After Nick Foles' taking over for Carson Wentz at quarterback, Vaitai was the biggest example of an Eagle somehow filling impossibly big shoes. In some ways Vaitai's fill-in role might be bigger, because Peters went down in the seventh game of the season, not the 13th.

SIGN UP: Get our Early Birds newsletter for expert analysis as the Eagles get ready for Super Bowl LII.

As he prepares to take on the New England Patriots' pass rush in Super Bowl LII, Vaitai can take confidence in having shut down a top defensive end in Griffen, in a performance teammates have said was Vaitai's best in his two seasons as an Eagle.

"I think I'd have to agree," Vaitai said Monday. "I've been getting more and more comfortable. I just need more repetition and experience."

Vaitai agreed that when the season began, he did not envision being a starting left tackle in the Super Bowl.

"It's crazy. It's always been about the next man up, but it's crazy to be in the Super Bowl and actually be the left tackle here. But I've got to give it all to Jason Peters," Vaitai, 24, said. "Jason, he was with me this morning, just telling me, 'You got this. Just set to your spot, like you did all season.' "

"At the top of his set, he was doing a lot of leaning early on, but now he got it fixed," Peters said, when asked what Vaitai has improved upon the most, since taking over in the wake of Peters' season-ending knee injury, suffered Oct. 23 against the Redskins. "I just kind of help him the best way I can. … Sometimes you gotta go out and warm the car up before you go to work, and that's what me and Wentz and [Darren] Sproles and everybody that's injured did. We had to go out and get the thing started, and now we're here."

Peters still hasn't been on the field for a winning postseason game in his 14-year career, but he said that doesn't matter — he's here, and he thinks he has an impact in his current role. Peters, 36, also said he plans to continue his career, though despite a close relationship with owner Jeffrey Lurie, it isn't clear whether Peters will get that chance with the Eagles.

Offensive-line coach Jeff Stoutland said focus was the reason Vaitai played so well against the Vikings.

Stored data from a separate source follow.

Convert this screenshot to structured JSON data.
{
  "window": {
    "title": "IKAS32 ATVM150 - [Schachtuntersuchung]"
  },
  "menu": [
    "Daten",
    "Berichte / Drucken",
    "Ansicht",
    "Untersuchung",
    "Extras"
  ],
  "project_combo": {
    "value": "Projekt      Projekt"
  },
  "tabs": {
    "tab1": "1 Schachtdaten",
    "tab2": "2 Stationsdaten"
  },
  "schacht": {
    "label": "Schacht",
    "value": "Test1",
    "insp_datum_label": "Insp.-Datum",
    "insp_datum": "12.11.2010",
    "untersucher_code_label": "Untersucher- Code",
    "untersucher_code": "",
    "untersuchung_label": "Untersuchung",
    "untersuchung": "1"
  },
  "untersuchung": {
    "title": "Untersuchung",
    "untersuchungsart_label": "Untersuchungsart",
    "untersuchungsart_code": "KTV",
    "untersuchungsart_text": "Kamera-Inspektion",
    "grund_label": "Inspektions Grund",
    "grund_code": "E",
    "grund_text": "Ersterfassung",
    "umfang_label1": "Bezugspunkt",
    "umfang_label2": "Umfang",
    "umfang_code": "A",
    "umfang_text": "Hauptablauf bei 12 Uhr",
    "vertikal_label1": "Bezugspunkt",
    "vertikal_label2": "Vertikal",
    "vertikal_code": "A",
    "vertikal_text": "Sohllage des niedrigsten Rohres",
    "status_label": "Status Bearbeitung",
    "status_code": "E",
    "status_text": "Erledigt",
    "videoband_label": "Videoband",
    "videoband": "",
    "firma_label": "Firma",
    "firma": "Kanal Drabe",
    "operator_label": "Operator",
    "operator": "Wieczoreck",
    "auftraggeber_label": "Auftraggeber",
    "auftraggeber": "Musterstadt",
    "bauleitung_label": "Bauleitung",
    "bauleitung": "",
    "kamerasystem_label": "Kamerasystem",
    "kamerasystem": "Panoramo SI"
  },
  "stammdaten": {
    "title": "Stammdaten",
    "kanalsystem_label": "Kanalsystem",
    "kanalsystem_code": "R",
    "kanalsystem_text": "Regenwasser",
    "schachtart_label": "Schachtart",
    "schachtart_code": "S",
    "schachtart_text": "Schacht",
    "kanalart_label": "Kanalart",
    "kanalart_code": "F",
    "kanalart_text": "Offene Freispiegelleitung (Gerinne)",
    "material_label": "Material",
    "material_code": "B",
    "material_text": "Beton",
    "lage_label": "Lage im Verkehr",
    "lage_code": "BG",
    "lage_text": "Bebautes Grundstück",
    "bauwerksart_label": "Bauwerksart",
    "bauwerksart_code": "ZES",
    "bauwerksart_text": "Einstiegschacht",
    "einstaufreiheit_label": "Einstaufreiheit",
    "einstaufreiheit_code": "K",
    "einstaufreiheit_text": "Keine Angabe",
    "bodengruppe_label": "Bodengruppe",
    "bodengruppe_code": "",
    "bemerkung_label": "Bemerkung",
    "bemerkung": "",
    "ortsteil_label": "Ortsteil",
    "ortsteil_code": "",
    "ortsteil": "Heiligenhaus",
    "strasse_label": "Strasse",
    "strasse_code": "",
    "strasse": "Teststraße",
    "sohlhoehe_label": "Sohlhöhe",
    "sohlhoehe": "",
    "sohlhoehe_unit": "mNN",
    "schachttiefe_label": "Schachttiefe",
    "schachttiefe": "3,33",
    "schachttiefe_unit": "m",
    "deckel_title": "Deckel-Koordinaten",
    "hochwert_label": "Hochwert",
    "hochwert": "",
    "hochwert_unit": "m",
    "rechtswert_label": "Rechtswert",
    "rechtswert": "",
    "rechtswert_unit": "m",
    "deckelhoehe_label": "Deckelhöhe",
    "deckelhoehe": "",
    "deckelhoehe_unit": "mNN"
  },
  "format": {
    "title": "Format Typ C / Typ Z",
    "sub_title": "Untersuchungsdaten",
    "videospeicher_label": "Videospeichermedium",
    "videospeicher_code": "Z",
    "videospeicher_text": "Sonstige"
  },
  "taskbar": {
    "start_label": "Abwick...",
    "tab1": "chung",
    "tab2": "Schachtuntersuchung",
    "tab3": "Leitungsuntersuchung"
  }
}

"Extremely focused, laser-focused. Locked in," Stoutland said Monday. "Really, with him, [the trick is] to remember – I don't know if that's the right way to say it – to do the right things, the things that we're coaching him on every day. When he does that? He's extremely, extremely productive. Every once in a while, he'll forget. He's a young player still. He hasn't done it over and over, like, Jason Peters is a master, because he's done it so many times. He's not yet that; he's still a work in progress. He still has a tremendous upside to him."

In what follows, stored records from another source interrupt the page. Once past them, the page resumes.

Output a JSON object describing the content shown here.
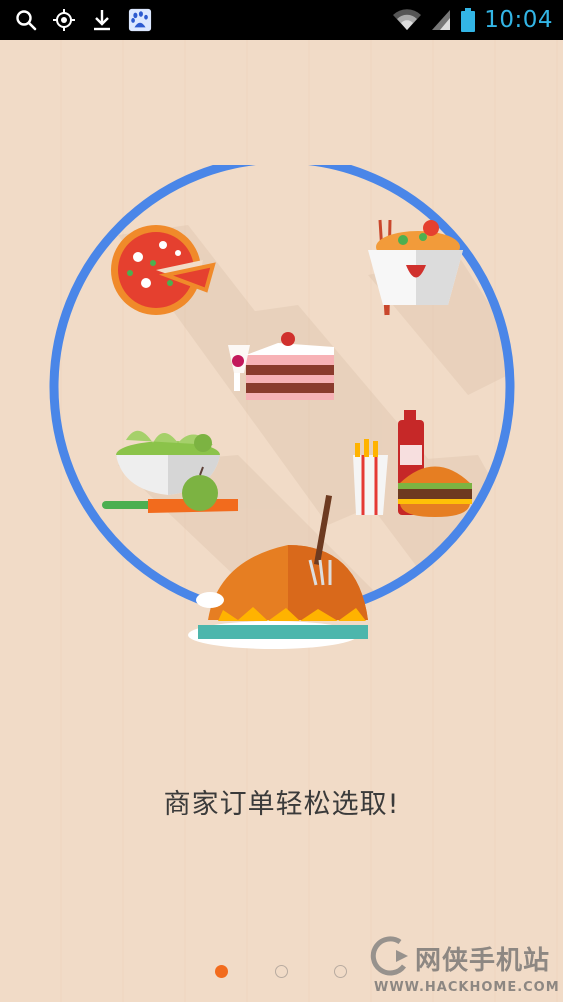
{
  "status_bar": {
    "time": "10:04",
    "icons": [
      "search-icon",
      "gps-icon",
      "download-icon",
      "baidu-paw-icon",
      "wifi-icon",
      "signal-icon",
      "battery-icon"
    ]
  },
  "onboarding": {
    "caption": "商家订单轻松选取!",
    "page_count": 3,
    "current_page": 1,
    "ring_color": "#4a86e8",
    "accent_color": "#f26b1d",
    "food_icons": [
      "pizza-icon",
      "noodle-box-icon",
      "cake-icon",
      "salad-icon",
      "burger-fries-icon",
      "roast-chicken-icon"
    ]
  },
  "watermark": {
    "name": "网侠手机站",
    "url": "WWW.HACKHOME.COM"
  }
}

Stoutland confirmed that he uses Peters as a sort of personal coach for Vaitai.

"I'm coaching a lot of different players. So I always say to him, 'Keep an eye on [Vaitai] for me, and if you see anything. … We don't want to waste a moment, if we have to make an adjustment, let's make the adjustment," Stoutland said. "Let's not wait two, three, four plays. So he's been pretty good about keeping an eye on him and feeding me information, too."

Against the Vikings, Vaitai's job was pretty straightforward. Sunday will be different. Nominally, he will be matched against New England defensive end Trey Flowers, but it won't be that simple.

"They're all over the place," Stoutland said. "You'll see some of the linebackers will be walked up on the line, rushing the quarterback. So you have to study a number of different players."

Vaitai said: "They're very smart. I know that they'll pick up our scheme and try to debug that."

But every time he comes to the sideline, Peters will be there.